L’objectif principal poursuivi par la directive sur le droit d’auteur est de protéger les auteurs et leur permettre d’obtenir rémunération pour l’utilisation de leurs oeuvres, en ce compris leur communication au public.
L’article 3 paragraphe 1 de la directive sur le droit d’auteur doit être interprété conformément au droit international, en ce compris la Convention de Berne et le Traité sur le droit d’auteur.
En vertu de son 20e considérant, la directive sur le droit d’auteur doit se fonder sur les règles et principes déjà établis par les directives en vigueur en matière de propriété intellectuelle.
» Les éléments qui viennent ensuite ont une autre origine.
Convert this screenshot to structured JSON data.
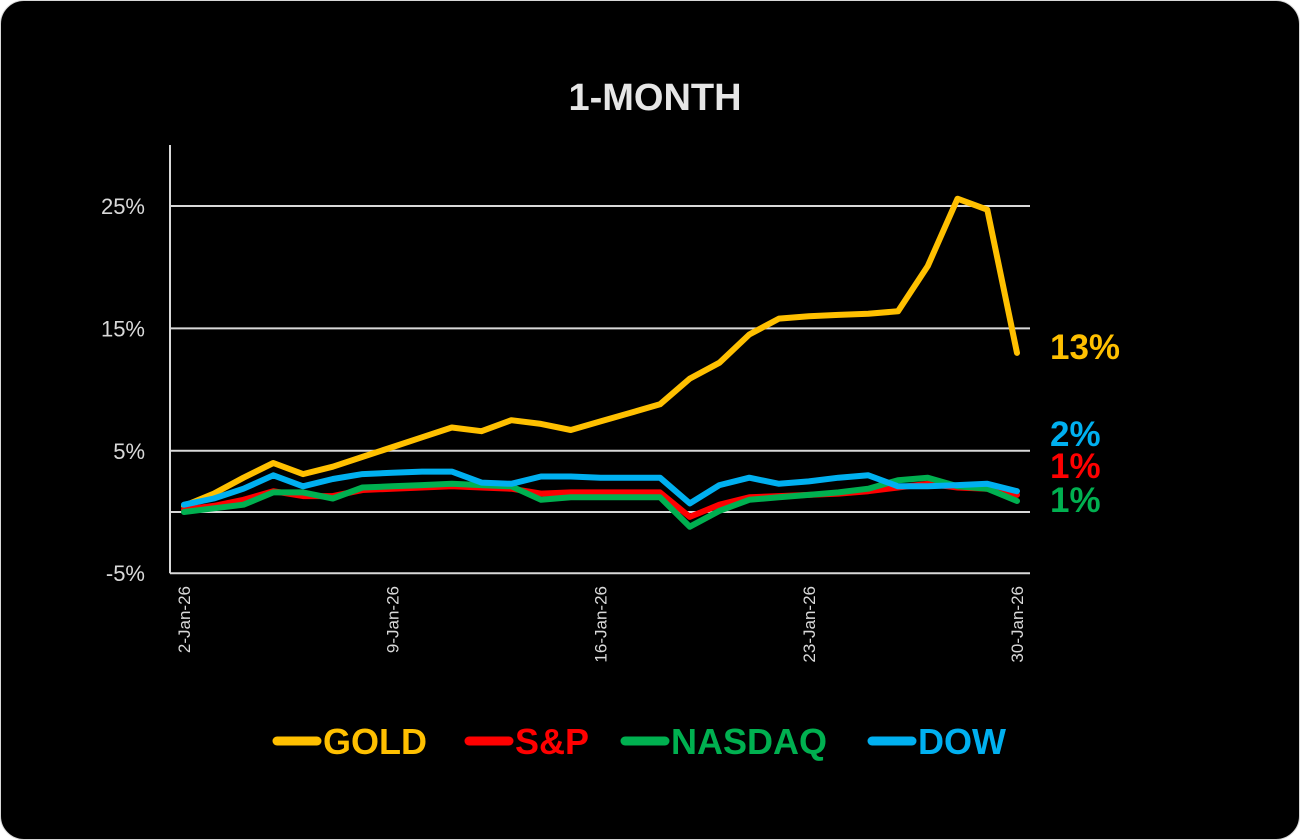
{
  "chart_data": {
    "type": "line",
    "title": "1-MONTH",
    "xlabel": "",
    "ylabel": "",
    "ylim": [
      -5,
      30
    ],
    "yticks": [
      -5,
      5,
      15,
      25
    ],
    "ytick_labels": [
      "-5%",
      "5%",
      "15%",
      "25%"
    ],
    "grid": true,
    "x_count": 29,
    "xtick_labels": [
      {
        "index": 0,
        "label": "2-Jan-26"
      },
      {
        "index": 7,
        "label": "9-Jan-26"
      },
      {
        "index": 14,
        "label": "16-Jan-26"
      },
      {
        "index": 21,
        "label": "23-Jan-26"
      },
      {
        "index": 28,
        "label": "30-Jan-26"
      }
    ],
    "legend_position": "bottom",
    "series": [
      {
        "name": "GOLD",
        "color": "#FFC000",
        "end_label": "13%",
        "values": [
          0.5,
          1.5,
          2.8,
          4.0,
          3.1,
          3.7,
          4.5,
          5.3,
          6.1,
          6.9,
          6.6,
          7.5,
          7.2,
          6.7,
          7.4,
          8.1,
          8.8,
          10.9,
          12.2,
          14.5,
          15.8,
          16.0,
          16.1,
          16.2,
          16.4,
          20.1,
          25.6,
          24.7,
          13.0
        ]
      },
      {
        "name": "S&P",
        "color": "#FF0000",
        "end_label": "1%",
        "values": [
          0.2,
          0.5,
          1.0,
          1.7,
          1.3,
          1.3,
          1.8,
          1.9,
          2.0,
          2.1,
          2.0,
          1.9,
          1.5,
          1.6,
          1.6,
          1.6,
          1.6,
          -0.4,
          0.6,
          1.2,
          1.3,
          1.4,
          1.5,
          1.7,
          2.0,
          2.3,
          2.0,
          1.9,
          1.4
        ]
      },
      {
        "name": "NASDAQ",
        "color": "#00B050",
        "end_label": "1%",
        "values": [
          0.0,
          0.3,
          0.6,
          1.6,
          1.6,
          1.1,
          2.0,
          2.1,
          2.2,
          2.3,
          2.2,
          2.1,
          1.0,
          1.2,
          1.2,
          1.2,
          1.2,
          -1.2,
          0.1,
          1.0,
          1.2,
          1.4,
          1.6,
          1.9,
          2.6,
          2.8,
          2.1,
          1.9,
          0.9
        ]
      },
      {
        "name": "DOW",
        "color": "#00B0F0",
        "end_label": "2%",
        "values": [
          0.6,
          1.1,
          1.9,
          3.0,
          2.1,
          2.7,
          3.1,
          3.2,
          3.3,
          3.3,
          2.4,
          2.3,
          2.9,
          2.9,
          2.8,
          2.8,
          2.8,
          0.7,
          2.2,
          2.8,
          2.3,
          2.5,
          2.8,
          3.0,
          2.1,
          2.1,
          2.2,
          2.3,
          1.7
        ]
      }
    ]
  }
}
Il en va de l’exigence d’unicité et de cohérence de l’ordre juridique de l’Union européenne.
En vertu de ce qui a été dit plus haut, la Cour de justice a développé une jurisprudence constante en matière de “communication au public”.
Par “communication”, elle vise de manière large toute transmission des oeuvres protégées, indépendamment du moyen ou du procédé techniques utilisés. La même notion est utilisée dans l’article 8 paragraphe 3 de la directive sur les droits voisins, l’article 2 g) et l’article 15 du traité sur les interprétations et exécutions et les phonogrammes, l’article 11bis alinéa 1 iii) de la Convention de Berne.
Par “communication au public”, on entend toute transmission à un public nouveau, c’est-à-dire qui n’était pas prise en compte par les auteurs des oeuvres protégées lorsqu’ils ont autorisé leur utilisation par la communication au public d’origine.
Le considérant 23 de la directive sur le droit d’auteur prône une interprétation large couvrant toute communication au public non présent au lieu d’origine de la communication, à l’exclusion de toute communication d’une oeuvre réalisée directement, dans un lieu ouvert au public, par toute forme publique d’exécution ou de présentation directe de l’oeuvre.
Un exploitant qui intervient en pleine connaissance des conséquences de son comportement pour donner accès à ses clients à une transmission de l’oeuvre protégée procède à un acte de communication. Sans son intervention ses clients n’auraient pu en principe avoir accès à cet oeuvre.
Dans le cas présent de l’affaire Svensson, le fait d’établir un hyperlien sur son site vers une oeuvre protégée constitue bien une communication. Pour que ce soit une communication au public il faut cependant qu’un public nouveau soit visé.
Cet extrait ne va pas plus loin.